Comes now Greg Farrell, explaining how you've got a similar problem evaluating a bank:
Afterthought: Or is there less here than meets the eye? Farrell says that a bank's assets include "its funding commitments." Then he says the share price represents "the excess reservoir of capital that a bank can draw on..." Are these two the same? If so, the only (not very interesting) point is that the "funding commitments" probably don't show up as a balance sheet asset, even though they might be available as a matter of law. Much different if "the excess reservoir of capital" is something more than its "commitments"--e.g., perhaps its prestige or power in the market place, such as to impel people to lend it money even though they may not be bound to do so as a matter of law.

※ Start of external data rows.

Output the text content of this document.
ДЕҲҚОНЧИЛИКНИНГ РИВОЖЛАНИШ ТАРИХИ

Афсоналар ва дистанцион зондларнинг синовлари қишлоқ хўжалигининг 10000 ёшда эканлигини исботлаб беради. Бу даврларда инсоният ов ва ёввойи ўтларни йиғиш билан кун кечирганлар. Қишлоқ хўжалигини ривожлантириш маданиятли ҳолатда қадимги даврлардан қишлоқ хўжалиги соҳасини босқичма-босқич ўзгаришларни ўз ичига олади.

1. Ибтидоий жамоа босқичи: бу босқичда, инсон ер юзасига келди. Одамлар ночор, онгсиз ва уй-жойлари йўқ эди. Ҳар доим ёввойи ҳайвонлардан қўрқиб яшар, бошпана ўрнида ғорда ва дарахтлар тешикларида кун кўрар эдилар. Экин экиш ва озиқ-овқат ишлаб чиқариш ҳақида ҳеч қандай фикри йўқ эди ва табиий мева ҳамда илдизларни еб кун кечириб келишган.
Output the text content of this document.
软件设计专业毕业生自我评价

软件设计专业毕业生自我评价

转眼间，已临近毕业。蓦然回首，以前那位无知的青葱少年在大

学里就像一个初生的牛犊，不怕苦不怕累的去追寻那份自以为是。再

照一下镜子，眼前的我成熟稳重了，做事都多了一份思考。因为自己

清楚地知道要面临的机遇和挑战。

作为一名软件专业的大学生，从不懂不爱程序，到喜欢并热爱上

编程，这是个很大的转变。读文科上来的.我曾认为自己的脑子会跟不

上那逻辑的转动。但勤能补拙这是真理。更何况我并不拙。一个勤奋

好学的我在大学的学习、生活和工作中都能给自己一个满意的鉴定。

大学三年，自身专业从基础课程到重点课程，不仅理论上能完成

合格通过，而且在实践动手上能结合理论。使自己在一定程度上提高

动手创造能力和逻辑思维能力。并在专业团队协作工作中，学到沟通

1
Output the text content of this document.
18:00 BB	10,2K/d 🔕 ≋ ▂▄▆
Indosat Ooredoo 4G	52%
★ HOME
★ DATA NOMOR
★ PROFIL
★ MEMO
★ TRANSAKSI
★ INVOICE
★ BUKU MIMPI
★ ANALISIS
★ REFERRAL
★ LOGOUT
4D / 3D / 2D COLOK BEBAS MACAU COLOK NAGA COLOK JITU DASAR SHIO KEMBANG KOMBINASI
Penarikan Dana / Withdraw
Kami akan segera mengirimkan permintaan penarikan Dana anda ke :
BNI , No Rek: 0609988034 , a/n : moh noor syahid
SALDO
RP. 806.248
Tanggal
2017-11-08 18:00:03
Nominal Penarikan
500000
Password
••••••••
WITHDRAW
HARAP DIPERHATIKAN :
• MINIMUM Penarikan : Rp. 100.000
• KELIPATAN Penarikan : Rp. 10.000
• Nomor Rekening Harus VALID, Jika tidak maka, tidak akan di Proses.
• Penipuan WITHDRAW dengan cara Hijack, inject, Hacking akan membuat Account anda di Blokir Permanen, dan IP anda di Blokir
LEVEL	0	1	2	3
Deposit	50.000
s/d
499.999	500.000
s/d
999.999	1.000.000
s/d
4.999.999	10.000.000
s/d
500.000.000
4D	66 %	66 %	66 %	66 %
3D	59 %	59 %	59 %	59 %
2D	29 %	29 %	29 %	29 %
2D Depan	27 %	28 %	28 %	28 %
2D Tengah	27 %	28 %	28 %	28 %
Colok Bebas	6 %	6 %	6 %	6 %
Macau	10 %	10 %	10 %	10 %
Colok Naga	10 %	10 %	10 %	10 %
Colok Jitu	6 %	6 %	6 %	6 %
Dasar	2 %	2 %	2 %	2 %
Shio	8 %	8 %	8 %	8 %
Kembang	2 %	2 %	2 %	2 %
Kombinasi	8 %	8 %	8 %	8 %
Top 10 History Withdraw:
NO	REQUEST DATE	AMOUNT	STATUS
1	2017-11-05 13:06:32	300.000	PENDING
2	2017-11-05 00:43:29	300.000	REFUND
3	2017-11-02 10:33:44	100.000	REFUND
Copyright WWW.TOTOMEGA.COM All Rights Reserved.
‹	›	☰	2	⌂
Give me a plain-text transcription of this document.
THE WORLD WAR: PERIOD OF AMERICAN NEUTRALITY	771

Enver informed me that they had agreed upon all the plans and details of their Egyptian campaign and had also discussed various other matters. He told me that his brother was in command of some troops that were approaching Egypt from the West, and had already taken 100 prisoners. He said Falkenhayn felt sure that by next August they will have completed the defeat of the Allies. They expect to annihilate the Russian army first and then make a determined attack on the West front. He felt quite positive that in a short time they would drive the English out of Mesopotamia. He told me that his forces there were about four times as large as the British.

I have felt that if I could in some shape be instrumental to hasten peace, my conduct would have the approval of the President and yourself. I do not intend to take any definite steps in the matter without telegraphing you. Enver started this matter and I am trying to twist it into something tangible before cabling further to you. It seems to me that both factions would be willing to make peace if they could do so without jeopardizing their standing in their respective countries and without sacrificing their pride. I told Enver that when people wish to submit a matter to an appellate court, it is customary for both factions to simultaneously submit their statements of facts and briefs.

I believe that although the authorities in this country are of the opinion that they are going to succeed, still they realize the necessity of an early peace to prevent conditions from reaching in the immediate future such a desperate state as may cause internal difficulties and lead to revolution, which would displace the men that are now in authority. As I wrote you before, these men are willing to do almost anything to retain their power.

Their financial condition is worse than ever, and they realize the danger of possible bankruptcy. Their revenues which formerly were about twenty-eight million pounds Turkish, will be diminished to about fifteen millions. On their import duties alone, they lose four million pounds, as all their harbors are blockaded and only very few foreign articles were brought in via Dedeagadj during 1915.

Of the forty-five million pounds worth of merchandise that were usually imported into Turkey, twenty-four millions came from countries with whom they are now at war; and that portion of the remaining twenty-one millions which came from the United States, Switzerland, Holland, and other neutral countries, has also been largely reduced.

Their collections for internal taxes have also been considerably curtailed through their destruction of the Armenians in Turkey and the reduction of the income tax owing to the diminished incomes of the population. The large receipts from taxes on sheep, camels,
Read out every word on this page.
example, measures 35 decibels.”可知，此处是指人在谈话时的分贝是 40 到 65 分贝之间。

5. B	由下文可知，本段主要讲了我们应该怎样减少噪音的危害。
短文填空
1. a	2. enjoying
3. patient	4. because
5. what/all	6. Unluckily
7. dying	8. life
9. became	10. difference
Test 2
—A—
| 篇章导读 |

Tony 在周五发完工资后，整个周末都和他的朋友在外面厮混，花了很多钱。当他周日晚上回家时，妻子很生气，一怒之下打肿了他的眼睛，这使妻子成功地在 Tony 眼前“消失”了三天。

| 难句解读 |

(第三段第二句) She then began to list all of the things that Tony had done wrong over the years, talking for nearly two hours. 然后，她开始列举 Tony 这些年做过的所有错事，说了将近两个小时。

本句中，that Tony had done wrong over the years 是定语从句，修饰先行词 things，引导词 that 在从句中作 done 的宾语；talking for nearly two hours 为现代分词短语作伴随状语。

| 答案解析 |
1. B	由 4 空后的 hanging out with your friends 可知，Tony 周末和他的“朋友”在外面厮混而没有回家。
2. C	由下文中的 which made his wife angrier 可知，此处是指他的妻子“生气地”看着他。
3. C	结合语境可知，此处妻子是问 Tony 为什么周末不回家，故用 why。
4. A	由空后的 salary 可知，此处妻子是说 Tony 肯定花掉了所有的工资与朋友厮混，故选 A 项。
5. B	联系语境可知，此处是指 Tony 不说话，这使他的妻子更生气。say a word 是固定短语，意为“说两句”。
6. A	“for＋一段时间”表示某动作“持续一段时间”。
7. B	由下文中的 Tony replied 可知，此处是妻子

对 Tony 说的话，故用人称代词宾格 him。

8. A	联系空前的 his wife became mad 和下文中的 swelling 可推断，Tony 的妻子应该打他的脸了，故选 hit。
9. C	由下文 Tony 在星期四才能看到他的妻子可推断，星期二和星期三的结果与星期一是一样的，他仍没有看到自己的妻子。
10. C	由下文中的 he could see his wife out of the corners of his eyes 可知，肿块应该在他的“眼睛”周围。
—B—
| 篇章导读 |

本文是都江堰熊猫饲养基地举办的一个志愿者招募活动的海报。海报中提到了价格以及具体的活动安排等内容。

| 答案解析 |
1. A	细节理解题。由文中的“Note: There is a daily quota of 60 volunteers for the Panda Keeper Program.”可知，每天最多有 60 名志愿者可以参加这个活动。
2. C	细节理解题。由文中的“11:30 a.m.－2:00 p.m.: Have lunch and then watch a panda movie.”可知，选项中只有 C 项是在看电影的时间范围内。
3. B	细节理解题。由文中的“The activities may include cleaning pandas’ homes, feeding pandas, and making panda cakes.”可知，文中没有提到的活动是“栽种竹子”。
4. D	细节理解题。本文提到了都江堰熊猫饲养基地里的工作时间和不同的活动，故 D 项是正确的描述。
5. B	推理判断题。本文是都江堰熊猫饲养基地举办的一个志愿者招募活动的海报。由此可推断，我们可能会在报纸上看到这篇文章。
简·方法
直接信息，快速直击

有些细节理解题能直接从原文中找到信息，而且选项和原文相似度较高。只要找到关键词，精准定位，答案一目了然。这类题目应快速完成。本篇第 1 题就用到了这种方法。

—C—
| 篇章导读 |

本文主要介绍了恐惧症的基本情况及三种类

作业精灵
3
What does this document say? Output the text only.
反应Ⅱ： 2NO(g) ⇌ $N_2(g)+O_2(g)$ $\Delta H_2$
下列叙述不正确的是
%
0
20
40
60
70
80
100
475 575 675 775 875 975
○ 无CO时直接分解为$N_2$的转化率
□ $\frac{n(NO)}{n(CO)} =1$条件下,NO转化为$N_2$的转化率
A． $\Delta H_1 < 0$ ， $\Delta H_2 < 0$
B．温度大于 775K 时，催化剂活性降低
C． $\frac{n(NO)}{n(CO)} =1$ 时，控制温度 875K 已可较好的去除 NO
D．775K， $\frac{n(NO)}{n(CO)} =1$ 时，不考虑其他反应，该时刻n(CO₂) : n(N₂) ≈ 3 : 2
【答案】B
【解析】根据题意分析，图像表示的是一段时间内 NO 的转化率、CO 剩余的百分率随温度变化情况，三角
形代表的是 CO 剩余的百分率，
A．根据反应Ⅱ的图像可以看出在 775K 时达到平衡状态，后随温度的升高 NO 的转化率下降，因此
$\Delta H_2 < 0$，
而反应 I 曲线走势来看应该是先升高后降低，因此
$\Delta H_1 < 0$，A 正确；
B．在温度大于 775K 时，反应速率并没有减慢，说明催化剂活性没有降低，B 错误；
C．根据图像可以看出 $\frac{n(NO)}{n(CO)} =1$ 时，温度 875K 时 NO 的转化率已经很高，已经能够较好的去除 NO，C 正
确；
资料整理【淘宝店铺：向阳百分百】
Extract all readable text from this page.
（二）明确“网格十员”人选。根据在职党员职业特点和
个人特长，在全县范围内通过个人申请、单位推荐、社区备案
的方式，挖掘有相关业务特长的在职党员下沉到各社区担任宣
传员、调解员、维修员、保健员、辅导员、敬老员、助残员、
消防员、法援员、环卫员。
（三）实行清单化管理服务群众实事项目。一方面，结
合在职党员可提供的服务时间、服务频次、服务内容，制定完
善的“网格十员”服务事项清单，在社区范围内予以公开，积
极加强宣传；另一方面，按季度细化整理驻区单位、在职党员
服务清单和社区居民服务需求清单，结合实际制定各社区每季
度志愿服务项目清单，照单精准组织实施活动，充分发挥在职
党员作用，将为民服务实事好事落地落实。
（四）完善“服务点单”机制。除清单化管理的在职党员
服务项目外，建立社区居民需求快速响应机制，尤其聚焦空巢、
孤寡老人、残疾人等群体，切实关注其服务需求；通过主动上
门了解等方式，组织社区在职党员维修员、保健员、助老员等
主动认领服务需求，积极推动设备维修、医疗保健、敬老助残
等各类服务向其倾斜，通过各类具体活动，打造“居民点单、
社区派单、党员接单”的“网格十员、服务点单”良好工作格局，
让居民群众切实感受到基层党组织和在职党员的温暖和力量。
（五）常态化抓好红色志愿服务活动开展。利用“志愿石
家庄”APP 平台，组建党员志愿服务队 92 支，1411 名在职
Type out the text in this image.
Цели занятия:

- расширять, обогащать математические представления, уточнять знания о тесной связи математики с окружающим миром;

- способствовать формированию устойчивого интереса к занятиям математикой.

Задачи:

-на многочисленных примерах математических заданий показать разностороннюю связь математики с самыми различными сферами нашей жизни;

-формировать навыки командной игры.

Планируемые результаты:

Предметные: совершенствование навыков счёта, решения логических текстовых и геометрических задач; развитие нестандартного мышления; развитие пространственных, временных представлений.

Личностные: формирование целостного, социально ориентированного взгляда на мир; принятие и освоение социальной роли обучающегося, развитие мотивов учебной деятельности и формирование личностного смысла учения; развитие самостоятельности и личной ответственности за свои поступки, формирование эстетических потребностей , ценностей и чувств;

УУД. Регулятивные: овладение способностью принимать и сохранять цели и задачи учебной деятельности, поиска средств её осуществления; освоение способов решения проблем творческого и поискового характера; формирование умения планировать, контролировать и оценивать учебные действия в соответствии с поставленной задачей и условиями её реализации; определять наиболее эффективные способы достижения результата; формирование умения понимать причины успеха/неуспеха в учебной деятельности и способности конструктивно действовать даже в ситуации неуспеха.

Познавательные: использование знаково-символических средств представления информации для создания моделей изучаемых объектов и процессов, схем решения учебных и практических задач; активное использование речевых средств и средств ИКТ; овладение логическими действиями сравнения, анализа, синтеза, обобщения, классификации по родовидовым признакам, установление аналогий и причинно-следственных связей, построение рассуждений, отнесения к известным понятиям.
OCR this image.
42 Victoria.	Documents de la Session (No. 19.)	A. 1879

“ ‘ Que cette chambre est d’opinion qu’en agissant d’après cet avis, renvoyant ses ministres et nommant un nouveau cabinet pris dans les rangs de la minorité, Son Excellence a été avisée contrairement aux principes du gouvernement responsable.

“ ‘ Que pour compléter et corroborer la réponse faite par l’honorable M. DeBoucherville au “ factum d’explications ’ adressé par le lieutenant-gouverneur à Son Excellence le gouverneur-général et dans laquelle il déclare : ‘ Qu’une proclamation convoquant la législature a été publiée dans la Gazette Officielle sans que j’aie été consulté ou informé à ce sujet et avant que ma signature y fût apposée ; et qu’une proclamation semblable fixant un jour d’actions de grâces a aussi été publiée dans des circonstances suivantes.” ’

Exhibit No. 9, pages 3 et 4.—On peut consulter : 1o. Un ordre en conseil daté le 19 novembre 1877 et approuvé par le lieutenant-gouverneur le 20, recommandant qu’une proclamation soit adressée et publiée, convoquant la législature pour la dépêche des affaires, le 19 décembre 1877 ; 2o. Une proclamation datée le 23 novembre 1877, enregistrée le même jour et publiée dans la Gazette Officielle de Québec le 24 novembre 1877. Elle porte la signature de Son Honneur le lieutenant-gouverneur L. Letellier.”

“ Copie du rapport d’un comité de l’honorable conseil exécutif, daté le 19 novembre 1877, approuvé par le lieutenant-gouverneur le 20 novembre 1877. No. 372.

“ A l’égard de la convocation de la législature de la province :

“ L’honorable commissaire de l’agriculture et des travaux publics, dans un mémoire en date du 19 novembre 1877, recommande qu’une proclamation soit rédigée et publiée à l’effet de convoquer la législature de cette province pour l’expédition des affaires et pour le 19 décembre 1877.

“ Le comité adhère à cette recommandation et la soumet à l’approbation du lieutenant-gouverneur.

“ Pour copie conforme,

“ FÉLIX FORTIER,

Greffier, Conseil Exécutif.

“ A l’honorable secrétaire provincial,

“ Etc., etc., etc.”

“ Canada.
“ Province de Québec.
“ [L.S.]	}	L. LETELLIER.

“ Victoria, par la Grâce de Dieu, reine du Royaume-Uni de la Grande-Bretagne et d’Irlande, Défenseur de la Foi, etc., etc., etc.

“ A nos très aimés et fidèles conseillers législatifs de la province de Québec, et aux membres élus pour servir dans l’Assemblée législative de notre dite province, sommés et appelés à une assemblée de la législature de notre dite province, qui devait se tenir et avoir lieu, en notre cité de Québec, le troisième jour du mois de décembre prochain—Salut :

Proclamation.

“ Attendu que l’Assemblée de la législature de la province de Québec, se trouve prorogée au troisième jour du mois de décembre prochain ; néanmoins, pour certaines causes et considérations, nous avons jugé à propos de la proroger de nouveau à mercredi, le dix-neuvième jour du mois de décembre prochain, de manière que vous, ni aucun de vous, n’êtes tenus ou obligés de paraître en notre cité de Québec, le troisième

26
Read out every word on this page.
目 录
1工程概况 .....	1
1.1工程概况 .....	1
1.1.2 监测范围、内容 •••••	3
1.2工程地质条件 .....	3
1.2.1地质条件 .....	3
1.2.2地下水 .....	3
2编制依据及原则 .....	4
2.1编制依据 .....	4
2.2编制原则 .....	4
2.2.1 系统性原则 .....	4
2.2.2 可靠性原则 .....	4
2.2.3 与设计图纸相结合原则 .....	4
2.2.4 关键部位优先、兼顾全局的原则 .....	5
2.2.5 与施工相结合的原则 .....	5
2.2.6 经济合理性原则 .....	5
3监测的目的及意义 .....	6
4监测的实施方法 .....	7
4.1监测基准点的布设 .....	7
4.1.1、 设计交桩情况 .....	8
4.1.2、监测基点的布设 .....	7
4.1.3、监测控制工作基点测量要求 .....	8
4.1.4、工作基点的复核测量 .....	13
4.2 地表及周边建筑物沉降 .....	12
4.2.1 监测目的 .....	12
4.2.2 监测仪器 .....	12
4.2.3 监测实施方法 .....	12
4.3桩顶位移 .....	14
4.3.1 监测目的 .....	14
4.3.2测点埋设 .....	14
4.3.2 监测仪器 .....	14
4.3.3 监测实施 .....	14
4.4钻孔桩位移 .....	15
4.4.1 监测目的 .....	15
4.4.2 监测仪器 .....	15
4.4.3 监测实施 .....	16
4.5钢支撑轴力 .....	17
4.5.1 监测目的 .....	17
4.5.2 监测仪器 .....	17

A falling share price at an investment bank isn't just a measure of personal wealth for employees and a metric to use when senior executives wanted to figure out when they could retire. When a bank hits hard times, there are no factories to sell or hard inventory that can be used as collateral toward a loan. The assets of an investment bank are its loans, its funding commitments, and the securities it holds. The share price represents the excess reservoir of capital that a bank can draw on aw a cushion against losses. At the worst possible time in [the history of Merrill Lynch, the brokerage/bank] when it was holding more than $30 billion of toxic assets on its balance sheet--enough to wipe the firm out--a plummeting stock price was shrinking the firm's capital base. It was yet another hole in the ship's hull.
1 comment:
Its much worse than it seems.
The only real assets of an investment bank are its buccaneers. If you separate them from the bank, all you have is a balance sheet, which doesn't nearly reflect the profitability of the average investment bank.
In other words, even though the assets of an investment bank are (usually) liquid, the liquidation value of a typical investment bank is far less than its going-concern value.